Did that law still apply to today’s reality? Some courts said yes, others no. To make things crystal clear in Maine, I worked with the American Civil Liberties Union of Maine and legislation ensuring that, absent an emergency situation, prosecutors and police agency seek and get a warrant from a judge before our very private records can be disclosed.

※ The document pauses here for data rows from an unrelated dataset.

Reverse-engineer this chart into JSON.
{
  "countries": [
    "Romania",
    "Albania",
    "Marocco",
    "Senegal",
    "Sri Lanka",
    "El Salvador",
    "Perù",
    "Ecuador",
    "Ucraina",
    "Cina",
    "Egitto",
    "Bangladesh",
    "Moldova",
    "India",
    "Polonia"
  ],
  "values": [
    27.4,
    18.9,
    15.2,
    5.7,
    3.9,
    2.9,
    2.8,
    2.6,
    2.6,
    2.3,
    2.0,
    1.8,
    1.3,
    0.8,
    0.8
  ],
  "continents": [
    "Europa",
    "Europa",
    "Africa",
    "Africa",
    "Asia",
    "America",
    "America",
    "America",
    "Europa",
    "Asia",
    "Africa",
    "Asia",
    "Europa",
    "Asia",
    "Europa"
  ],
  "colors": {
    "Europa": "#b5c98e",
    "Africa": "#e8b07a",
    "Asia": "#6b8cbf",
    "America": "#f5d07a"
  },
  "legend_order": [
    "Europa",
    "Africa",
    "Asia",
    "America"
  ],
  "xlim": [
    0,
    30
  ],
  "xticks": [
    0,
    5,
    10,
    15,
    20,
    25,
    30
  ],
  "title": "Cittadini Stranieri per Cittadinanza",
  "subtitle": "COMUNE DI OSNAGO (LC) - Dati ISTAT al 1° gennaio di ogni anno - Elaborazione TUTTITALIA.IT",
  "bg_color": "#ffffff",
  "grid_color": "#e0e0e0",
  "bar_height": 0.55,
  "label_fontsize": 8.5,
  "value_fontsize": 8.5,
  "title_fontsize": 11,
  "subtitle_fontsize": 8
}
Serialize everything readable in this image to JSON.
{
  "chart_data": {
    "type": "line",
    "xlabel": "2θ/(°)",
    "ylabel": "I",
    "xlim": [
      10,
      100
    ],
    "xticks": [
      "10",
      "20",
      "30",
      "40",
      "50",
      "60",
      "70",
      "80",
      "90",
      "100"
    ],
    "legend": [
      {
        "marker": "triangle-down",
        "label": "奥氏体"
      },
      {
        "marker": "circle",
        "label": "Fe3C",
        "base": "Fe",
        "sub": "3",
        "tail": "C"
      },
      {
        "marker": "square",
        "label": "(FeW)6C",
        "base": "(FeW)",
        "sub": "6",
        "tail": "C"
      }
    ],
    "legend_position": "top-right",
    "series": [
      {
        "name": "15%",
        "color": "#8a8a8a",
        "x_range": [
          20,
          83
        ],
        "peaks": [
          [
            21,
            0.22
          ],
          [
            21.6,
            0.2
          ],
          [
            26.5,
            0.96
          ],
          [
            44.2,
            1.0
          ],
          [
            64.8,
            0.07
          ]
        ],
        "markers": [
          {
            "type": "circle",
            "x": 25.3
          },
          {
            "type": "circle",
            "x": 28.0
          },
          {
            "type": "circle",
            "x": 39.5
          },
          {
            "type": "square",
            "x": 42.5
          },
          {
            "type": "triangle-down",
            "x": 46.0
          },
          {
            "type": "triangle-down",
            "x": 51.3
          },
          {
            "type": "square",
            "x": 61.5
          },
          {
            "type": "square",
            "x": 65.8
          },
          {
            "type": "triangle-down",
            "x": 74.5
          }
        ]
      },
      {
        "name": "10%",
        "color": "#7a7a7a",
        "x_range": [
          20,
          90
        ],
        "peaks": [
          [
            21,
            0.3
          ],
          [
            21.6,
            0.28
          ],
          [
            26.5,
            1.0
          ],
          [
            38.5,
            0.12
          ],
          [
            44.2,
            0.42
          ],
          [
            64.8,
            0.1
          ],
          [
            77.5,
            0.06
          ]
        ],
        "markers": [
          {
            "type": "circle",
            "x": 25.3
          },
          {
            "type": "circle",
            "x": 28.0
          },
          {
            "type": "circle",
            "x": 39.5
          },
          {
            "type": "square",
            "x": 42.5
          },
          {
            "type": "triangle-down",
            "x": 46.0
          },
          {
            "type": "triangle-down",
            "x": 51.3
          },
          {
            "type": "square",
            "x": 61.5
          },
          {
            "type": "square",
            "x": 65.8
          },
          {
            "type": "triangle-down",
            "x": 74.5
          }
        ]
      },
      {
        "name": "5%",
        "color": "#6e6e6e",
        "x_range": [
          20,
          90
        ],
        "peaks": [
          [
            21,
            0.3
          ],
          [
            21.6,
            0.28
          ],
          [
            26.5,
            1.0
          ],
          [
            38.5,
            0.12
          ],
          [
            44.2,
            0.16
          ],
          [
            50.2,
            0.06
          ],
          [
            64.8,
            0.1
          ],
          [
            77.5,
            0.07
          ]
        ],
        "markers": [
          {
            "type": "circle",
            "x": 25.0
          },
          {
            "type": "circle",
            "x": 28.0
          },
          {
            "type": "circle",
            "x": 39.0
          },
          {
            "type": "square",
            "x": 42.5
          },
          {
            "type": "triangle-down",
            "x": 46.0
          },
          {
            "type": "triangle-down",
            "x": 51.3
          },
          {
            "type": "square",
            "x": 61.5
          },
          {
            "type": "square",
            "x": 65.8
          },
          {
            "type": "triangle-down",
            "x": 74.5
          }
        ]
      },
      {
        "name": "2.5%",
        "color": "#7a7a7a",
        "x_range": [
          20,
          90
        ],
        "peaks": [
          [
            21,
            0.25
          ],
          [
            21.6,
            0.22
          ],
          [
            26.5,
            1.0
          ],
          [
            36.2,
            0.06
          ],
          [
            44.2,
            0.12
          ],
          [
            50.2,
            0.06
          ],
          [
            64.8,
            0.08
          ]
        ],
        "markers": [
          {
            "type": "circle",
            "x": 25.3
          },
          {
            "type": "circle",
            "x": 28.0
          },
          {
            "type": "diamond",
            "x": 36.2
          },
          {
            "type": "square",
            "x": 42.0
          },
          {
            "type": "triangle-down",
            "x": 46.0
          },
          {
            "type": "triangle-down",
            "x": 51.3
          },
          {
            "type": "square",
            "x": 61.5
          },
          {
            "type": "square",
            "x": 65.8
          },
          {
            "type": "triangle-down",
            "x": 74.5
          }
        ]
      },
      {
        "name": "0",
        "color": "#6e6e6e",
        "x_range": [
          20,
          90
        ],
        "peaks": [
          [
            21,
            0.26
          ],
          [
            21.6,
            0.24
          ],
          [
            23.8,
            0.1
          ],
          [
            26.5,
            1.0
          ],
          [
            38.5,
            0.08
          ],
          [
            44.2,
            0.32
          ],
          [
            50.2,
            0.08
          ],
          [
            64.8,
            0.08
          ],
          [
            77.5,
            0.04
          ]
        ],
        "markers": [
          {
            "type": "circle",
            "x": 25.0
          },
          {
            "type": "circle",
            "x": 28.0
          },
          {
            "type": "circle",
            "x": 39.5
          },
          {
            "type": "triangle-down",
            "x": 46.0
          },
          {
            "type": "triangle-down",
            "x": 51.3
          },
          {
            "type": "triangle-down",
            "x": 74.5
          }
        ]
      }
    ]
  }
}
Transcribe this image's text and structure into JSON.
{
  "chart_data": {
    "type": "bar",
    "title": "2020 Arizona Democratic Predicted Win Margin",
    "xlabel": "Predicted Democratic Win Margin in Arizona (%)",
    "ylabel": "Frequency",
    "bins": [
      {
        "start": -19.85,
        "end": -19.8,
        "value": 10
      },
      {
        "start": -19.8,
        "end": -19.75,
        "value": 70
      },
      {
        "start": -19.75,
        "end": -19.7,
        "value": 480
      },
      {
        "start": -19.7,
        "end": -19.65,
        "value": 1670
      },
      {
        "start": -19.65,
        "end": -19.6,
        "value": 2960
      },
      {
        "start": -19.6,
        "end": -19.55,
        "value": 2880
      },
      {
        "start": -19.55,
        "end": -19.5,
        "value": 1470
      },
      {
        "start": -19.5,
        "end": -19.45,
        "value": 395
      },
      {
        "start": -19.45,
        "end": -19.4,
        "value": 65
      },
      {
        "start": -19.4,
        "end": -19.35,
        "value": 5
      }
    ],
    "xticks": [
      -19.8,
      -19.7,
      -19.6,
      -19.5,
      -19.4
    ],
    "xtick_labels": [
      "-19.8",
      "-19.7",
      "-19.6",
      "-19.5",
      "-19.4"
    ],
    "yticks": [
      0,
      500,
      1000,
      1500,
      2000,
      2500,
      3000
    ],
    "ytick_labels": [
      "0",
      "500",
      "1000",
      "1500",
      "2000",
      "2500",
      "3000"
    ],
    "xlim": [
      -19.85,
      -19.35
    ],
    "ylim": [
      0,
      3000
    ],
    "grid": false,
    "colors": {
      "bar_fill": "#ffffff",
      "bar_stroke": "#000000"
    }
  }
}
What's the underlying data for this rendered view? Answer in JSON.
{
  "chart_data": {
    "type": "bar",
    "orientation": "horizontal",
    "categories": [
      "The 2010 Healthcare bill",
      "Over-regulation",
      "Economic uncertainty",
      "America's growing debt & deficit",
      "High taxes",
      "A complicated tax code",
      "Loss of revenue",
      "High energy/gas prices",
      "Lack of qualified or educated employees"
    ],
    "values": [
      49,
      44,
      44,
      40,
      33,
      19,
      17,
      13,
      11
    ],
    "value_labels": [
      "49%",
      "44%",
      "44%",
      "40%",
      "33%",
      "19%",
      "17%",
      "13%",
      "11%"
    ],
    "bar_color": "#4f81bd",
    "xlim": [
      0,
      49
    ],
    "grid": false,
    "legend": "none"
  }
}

The police also must inform the person whose records have been searched of the search, although a judge can waive that requirement if the police make the case that such disclosure would interfere with an ongoing criminal investigation.

Will this create some additional burden for law enforcement? You bet it will, but I think that’s exactly what the Founding Fathers had in mind when they wrote the Fourth Amendment. As Ben Franklin said: “Those who surrender freedom for security will not have, nor do they deserve, either one.”

By passing this legislation, Maine has become a leader nationally. We are one of only two states that now protect our people’s cellphone communications.

None of us wants to interfere with the police’s ability to catch the bad guys. At the same time, we want to protect our privacy and keep the government from snooping into our lives unnecessarily. It is a difficult balancing act. Here in Maine, I think we got it right.

Sen. Roger Katz, R-Augusta, is in his second term in the Maine Senate, representing District 24 (Augusta, China, Oakland, Sidney and Vassalboro). He is Senate assistant minority leader and serves on the Government Oversight Committee.